Wednesday, March 12, 2014

Music Therapy

Trenton had his first music therapy session on Tuesday and it went great! I am so excited to start this with him. He will start receiving it weekly from Stacey. I have wanted to do music therapy with him for a long time but finding someone in the area was very difficult. However, Stacey was an answered prayer. She is back in the area and it is what she does for a living!!!! YAY!!!!!!





Individuals of all ages and all abilities can benefit from music therapy. Previously, music therapy has been used to support emotional, cognitive and social development in many populations. Music therapy may help to promote wellness by managing stress, enhancing memory, and improving communication.
A 2004 study from the Journal of Music Therapy found that music in interventions used with children and teens with ASD can improve social behaviors, increase focus and attention, increase communication attempts (vocalizations, verbalizations, gestures, and vocabulary), reduce anxiety, and improve body awareness and coordination.

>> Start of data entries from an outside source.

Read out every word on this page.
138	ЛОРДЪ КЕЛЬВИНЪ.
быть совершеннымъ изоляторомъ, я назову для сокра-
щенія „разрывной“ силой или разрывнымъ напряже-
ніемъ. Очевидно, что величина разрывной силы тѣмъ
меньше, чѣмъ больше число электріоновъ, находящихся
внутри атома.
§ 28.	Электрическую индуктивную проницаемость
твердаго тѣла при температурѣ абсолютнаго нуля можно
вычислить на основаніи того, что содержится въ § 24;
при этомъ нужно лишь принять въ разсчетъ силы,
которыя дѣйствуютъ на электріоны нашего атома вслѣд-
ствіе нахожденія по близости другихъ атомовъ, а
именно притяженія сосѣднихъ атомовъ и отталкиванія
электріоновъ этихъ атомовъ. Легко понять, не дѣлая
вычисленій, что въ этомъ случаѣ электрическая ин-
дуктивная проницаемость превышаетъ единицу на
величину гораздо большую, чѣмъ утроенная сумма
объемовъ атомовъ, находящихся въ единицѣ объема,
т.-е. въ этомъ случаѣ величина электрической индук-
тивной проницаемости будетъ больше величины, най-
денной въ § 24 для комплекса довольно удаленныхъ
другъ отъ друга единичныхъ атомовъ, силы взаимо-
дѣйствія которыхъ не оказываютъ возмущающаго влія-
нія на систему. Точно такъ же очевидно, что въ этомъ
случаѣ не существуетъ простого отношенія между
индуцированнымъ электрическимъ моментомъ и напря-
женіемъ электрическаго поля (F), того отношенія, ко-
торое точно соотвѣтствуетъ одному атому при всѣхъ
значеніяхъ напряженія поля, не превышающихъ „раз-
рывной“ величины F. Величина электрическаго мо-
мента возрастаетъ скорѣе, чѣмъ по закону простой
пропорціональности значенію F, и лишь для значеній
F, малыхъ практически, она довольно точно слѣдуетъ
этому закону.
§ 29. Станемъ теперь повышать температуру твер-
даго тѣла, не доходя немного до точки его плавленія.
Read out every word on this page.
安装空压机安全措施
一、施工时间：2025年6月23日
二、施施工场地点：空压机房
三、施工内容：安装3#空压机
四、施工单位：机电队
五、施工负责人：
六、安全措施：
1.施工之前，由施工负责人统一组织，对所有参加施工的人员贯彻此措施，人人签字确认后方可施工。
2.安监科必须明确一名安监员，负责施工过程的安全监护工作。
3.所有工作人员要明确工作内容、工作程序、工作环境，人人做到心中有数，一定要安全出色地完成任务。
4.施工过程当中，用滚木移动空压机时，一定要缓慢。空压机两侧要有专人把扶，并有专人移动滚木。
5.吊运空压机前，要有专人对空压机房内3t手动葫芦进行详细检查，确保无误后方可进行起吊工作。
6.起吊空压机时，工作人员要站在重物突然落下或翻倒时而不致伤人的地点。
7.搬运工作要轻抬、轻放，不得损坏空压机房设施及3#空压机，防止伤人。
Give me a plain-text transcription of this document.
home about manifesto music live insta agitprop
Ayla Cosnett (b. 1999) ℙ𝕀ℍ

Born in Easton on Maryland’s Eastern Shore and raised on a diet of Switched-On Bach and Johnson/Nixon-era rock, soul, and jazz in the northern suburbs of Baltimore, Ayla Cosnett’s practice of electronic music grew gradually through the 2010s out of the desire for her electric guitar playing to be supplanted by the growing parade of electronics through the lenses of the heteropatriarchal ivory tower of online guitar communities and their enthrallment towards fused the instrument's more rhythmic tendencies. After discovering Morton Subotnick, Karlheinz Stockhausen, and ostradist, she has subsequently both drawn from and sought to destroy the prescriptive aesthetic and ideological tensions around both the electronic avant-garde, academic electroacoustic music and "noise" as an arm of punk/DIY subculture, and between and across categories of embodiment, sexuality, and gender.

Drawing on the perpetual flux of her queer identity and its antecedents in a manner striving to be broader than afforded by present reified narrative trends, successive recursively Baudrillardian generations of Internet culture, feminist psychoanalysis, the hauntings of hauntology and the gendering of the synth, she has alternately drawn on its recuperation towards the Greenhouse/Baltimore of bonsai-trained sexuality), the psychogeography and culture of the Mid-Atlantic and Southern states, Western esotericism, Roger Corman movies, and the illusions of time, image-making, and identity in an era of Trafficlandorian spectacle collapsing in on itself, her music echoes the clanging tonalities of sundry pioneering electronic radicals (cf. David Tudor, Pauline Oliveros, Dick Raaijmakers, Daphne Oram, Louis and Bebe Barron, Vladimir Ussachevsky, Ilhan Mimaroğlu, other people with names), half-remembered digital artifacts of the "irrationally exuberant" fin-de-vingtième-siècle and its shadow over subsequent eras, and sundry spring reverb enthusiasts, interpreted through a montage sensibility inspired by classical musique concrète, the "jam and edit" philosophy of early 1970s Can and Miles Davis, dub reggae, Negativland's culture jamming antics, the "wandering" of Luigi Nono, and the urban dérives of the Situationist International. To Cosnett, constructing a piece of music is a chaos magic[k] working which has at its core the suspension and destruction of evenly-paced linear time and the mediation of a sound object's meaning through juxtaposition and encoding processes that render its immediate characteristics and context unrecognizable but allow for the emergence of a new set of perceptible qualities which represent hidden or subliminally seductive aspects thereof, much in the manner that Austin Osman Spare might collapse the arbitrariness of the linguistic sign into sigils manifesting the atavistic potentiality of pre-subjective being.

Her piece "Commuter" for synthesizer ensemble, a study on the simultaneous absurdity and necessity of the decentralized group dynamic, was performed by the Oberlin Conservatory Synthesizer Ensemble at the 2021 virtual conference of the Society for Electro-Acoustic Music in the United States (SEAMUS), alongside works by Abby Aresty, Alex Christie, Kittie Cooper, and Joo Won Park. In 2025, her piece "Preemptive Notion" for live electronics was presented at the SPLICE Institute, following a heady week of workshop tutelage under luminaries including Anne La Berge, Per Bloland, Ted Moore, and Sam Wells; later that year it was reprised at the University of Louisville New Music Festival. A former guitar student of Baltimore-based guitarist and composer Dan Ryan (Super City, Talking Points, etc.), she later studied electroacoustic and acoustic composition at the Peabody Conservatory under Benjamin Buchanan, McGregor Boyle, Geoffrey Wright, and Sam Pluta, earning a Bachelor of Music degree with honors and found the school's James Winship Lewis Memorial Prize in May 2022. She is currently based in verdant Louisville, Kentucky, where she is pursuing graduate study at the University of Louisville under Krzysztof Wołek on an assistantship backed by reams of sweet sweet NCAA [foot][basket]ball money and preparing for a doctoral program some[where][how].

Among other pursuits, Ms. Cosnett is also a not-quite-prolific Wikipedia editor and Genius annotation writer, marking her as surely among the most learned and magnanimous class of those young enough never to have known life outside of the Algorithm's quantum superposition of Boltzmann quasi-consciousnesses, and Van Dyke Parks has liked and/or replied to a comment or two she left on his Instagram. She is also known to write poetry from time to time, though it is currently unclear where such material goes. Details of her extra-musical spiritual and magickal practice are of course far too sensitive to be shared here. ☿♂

Many additional studies have found that children and adults with autism spectrum disorders (ASD) respond well to music. Often, individuals with autism respond positively to music when little else is able to get their attention, which makes music a potential therapeutic tool.


In a 2012 study of 41 children with autism over a ten-month period,  found that weekly music therapy sessions seemed to improve overall behavior, with the most improvement seen in inattentive behaviors. Children in this study experienced hour-long sessions of music therapy once a week, and their conduct was monitored against a checklist of target behavior like restlessness, aggression and noisiness. More than half the group improved by one or two points on the scale after the music therapy sessions.

Music can improve communication.


Up to thirty-percent of children with autism are nonverbal, and many low-functioning children have difficulty following verbal commands, and have difficult time with social awareness like understanding body language.

Wan et. al. (2004) found music to improve the mapping of sounds to actions, by connecting the auditory and motor sections of the brain, which may help improve understanding of verbal commands. By pairing music with actions, and with repetitive training, the brain pathways needed to speak can be reinforced and improved.